NEWS

Morning Security Brief: Protecting the U.S.-Canada Border, the USB Threat, Military and the Press, and Prison Victimization

By Sherry Harowitz

 

► While most border security talk centers on the United States' Southern flank, Department of Homeland Security Secretary Janet Napolitano spent some time this week in Montana discussing how the country's northern border with Canada is being secured. Funding cuts was one of the issues raised. "Close to $100 million in allocations through the American Recovery and Reinvestment Act had originally been slated to fund improvements at nine ports along the northern border, though the current expenditures are coming in lower than that, at around $50 million, with some costs still being worked out, according to Department of Homeland Security numbers," reported Allison Maier of the Independent Record.
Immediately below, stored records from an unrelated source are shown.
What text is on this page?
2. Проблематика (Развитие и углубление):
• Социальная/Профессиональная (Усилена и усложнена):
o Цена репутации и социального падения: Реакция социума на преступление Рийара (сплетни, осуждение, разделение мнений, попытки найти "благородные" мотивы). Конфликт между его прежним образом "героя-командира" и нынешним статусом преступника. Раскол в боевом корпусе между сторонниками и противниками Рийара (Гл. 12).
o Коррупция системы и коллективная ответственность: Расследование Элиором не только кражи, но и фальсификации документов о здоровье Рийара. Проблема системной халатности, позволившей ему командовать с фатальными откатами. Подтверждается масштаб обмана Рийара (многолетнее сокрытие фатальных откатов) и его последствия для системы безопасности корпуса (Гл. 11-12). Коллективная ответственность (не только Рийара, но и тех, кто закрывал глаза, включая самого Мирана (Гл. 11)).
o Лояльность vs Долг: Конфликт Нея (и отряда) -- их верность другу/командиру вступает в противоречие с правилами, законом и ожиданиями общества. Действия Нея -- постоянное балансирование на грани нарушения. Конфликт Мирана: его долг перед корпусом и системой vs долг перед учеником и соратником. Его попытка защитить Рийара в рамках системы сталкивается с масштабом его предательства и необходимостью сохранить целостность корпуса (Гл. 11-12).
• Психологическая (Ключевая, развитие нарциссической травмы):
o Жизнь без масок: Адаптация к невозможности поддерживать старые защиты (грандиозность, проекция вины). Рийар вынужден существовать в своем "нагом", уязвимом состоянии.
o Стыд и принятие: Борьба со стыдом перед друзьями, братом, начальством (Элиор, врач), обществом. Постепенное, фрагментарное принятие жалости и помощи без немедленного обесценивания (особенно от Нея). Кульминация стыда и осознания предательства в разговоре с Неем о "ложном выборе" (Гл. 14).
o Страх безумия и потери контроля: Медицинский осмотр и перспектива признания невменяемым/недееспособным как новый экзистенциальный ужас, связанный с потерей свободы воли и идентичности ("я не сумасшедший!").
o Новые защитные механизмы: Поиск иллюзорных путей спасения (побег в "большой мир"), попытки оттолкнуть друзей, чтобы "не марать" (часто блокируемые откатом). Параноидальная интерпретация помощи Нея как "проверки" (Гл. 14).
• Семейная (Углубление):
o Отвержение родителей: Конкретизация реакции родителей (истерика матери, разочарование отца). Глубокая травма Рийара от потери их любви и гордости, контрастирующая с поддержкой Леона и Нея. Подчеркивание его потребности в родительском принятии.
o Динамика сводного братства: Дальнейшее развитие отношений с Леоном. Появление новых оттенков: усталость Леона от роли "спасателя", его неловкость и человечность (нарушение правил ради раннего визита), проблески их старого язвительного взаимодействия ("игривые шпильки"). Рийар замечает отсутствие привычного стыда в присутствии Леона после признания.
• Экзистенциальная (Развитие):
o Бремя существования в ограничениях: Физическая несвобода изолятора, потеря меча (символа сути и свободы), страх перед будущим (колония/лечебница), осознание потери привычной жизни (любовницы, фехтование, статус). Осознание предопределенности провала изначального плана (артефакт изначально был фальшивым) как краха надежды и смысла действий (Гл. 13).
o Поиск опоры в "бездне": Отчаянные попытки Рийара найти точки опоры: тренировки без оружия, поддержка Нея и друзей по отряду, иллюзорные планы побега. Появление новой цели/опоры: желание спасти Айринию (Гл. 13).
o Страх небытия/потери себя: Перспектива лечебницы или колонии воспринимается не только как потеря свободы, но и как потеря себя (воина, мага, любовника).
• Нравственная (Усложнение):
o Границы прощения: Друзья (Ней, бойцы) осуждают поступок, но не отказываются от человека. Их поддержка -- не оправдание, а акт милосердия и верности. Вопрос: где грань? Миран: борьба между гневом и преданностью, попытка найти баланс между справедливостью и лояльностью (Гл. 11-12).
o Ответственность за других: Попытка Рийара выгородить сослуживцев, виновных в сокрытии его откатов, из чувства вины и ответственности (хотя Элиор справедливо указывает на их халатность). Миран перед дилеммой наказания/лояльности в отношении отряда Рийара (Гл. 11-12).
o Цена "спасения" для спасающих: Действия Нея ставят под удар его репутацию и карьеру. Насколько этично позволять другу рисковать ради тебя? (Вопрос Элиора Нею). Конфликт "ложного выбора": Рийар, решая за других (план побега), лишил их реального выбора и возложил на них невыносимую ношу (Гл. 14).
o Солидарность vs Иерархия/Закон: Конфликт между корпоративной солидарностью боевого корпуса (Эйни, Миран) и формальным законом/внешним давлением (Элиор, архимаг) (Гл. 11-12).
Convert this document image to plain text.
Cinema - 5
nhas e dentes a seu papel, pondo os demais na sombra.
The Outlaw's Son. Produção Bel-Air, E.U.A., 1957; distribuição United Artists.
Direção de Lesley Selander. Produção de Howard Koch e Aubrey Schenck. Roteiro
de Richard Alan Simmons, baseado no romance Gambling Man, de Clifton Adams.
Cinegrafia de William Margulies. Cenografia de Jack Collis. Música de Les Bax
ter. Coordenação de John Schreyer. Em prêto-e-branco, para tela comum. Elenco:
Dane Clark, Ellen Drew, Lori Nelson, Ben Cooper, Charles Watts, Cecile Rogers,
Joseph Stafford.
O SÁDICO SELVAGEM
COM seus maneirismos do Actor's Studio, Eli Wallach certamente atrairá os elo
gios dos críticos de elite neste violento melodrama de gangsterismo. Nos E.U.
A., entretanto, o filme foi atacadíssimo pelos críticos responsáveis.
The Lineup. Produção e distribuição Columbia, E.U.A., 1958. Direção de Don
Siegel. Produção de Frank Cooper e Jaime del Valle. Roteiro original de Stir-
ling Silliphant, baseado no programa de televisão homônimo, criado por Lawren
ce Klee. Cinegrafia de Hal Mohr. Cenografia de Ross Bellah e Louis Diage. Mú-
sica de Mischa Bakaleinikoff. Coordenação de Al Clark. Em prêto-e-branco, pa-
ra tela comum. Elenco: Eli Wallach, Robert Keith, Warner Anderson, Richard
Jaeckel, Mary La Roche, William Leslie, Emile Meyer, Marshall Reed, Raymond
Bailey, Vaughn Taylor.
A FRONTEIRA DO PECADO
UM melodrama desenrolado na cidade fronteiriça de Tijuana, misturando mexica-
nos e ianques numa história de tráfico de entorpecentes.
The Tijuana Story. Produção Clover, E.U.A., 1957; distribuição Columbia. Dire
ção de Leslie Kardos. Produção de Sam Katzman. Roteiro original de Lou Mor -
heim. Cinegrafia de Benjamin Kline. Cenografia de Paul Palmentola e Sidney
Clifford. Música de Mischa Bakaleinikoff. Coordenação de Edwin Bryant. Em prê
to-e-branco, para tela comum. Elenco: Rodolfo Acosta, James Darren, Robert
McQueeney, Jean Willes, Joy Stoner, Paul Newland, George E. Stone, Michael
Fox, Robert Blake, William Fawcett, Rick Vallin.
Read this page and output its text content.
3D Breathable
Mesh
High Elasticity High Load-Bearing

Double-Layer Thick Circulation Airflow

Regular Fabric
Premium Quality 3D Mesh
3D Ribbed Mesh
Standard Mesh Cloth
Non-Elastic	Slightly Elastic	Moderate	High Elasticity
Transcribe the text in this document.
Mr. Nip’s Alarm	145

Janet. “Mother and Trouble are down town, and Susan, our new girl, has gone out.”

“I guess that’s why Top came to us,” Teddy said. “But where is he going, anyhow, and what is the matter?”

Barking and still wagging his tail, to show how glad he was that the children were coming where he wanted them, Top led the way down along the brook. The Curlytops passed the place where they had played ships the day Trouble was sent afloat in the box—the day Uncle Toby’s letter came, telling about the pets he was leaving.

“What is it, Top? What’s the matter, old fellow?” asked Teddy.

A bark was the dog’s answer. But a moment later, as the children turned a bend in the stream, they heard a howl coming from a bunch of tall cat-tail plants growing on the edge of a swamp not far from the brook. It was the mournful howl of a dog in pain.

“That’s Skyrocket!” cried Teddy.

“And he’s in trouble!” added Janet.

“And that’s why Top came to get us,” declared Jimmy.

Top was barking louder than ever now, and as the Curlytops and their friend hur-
Interagency communications was another. "Kevin Bruski, the executive director of the Interoperability Montana Project associated with the state’s Information Technology Services Division, said he was there to advocate on behalf of several local governments for a change in the way the various entities who deal with border control communicate," writes Maier. "He said the system in place now does not allow for immediate and direct communication between officers and border patrol agents between the two countries."

 

► New reports from Panda Security about the threat of computer virus infection from USB devices follows on a report of how a USB left in a Pentagon parking lot led to a serious high-level threat infection within the Defense Department, reports ComputerWorld. A new survey by Panda "of more than 10,000 small- and medium-sized firms found that 27% of those victimized by a malware infection in the last year reported that the attack had originated with infected USB hardware, primarily flash drives," ComputerWorld reports.

 

► So soon after a Rolling Stone magazine article led to General Stanley McChrystal being relieved of duty, you'd think military brass would be a little reticent about speaking with the press, but not everyone got the message. Wired's Danger Room reports that Army Colonel Lawrence Sellin "got the sack yesterday from his job as a staff officer at the International Security Assistance Force Joint Command in Kabul." He wrote an op-ed for United Press International, explains Danger Room: The "colonel’s rant called into question whether ISAF’s revamped command structure, charged with coordinating the day-by-day war effort, was much more than a briefing factory."

 

► A new Bureau of Justice Statistics report finds that 4.4 percent of prison inmates and 3.1 percent of jail inmates suffered sexual victimization from 2008 to 2009. Eighty-two percent of female victims said they were pressured by staff to engage in sexual activity, according to the report: Sexual Vicitimization in Prisons and Jails Reported by Inmates, 2008-09.